Five minutes of thought on how this could be used for capabilities:
- Use behavioral self-awareness to improve training data (e.g. training on this dataset increases self-awareness of code insecurity, so it probably contains insecure code that can be fixed before training on it).
- Self-critique for iterative improvement within a scaffolding (already exists, but this work validates the underlying principles and may provide further grounding).

It sure feels like behavioral self-awareness should work just as well for self capability assessments as for safety topics, and that this ought to be usable to improve capabilities but my 5 minutes are up and I don't feel particularly threatened by what I found.

In general, given concerns that safety-intended work often ends up boosting capabilities, I would appreciate systematically including a section on why the authors believe their work is unlikely to have negative externalities.

Replies from: martinsq
comment by Martín Soto (martinsq) · 2025-01-24T19:26:03.430Z · LW(p) · GW(p)
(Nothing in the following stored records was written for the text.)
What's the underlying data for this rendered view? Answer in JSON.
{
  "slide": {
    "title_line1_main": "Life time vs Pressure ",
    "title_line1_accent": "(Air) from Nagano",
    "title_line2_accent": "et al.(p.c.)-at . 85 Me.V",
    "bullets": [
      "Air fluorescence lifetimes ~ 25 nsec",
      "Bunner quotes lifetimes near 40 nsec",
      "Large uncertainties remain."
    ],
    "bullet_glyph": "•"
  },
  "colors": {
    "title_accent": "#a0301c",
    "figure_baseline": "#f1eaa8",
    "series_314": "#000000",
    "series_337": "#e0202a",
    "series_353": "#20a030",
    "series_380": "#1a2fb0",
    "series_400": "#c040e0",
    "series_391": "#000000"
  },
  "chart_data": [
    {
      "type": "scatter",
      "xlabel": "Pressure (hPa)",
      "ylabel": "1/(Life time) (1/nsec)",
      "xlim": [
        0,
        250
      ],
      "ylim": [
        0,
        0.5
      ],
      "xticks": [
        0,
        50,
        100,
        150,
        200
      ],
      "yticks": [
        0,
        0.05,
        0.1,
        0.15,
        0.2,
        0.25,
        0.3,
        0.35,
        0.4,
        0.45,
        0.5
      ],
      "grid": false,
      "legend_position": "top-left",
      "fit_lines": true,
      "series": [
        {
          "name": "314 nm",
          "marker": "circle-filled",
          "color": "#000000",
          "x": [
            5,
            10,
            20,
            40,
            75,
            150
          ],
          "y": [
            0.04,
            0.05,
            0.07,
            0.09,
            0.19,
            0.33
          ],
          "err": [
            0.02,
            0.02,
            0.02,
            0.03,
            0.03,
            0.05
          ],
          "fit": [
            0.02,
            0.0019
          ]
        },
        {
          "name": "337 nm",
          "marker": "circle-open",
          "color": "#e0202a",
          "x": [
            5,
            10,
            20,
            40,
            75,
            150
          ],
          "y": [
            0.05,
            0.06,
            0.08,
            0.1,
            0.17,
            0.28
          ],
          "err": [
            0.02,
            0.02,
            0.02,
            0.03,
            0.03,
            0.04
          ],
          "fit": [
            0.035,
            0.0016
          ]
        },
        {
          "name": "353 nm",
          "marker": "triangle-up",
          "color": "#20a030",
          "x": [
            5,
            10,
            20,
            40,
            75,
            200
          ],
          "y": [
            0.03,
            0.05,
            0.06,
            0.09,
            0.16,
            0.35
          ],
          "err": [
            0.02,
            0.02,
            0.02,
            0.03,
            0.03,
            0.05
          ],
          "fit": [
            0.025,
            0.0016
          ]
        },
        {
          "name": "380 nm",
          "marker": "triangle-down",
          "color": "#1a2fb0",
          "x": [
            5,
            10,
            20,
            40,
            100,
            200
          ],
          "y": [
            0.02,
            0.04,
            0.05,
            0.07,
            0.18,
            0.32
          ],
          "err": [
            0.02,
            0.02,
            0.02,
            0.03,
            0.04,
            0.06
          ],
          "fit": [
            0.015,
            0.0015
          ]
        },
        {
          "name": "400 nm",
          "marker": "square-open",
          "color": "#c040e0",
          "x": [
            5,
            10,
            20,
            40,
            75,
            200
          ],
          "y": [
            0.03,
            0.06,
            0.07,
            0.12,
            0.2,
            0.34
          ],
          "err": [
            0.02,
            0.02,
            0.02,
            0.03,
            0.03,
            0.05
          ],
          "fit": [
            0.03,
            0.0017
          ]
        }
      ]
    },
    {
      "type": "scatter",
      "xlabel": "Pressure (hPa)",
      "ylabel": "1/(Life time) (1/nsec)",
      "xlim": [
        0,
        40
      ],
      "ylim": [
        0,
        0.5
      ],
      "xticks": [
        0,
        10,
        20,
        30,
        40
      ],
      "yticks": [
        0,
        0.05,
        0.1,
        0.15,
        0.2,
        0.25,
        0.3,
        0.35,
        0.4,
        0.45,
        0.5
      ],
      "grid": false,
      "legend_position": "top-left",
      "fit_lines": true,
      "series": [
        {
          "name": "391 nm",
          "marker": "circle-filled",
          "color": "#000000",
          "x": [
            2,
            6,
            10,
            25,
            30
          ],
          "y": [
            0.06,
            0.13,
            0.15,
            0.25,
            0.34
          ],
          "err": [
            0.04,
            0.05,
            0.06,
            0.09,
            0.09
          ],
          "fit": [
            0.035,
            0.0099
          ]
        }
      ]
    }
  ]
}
Speaking for myself (not my coauthors), I don't agree with your two items, because:

  • if your models are good enough at code analysis to increase their insecurity self-awareness, you can use them in other more standard and efficient ways to improve the dataset
  • doing self-critique the usual way (look over your own output) seems much more fine-grained and thus efficient than asking the model whether it "generally uses too many try-excepts"

More generally, I think behavioral self-awareness for capability evaluation is and will remain strictly worse than the obvious capability evaluation techniques.

That said, I do agree systematic inclusion of considerations about negative externalities should be a norm, and thus we should have done so. I will shortly say now that a) behavioral self-awareness seems differentially more relevant to alignment than capabilities, and b) we expected lab employees to find out about this themselves (in part because this isn't surprising given out-of-context reasoning), and we in fact know that several lab employees did. Thus I'm pretty certain the positive externalities of building common knowledge and thinking about alignment applications are notably bigger.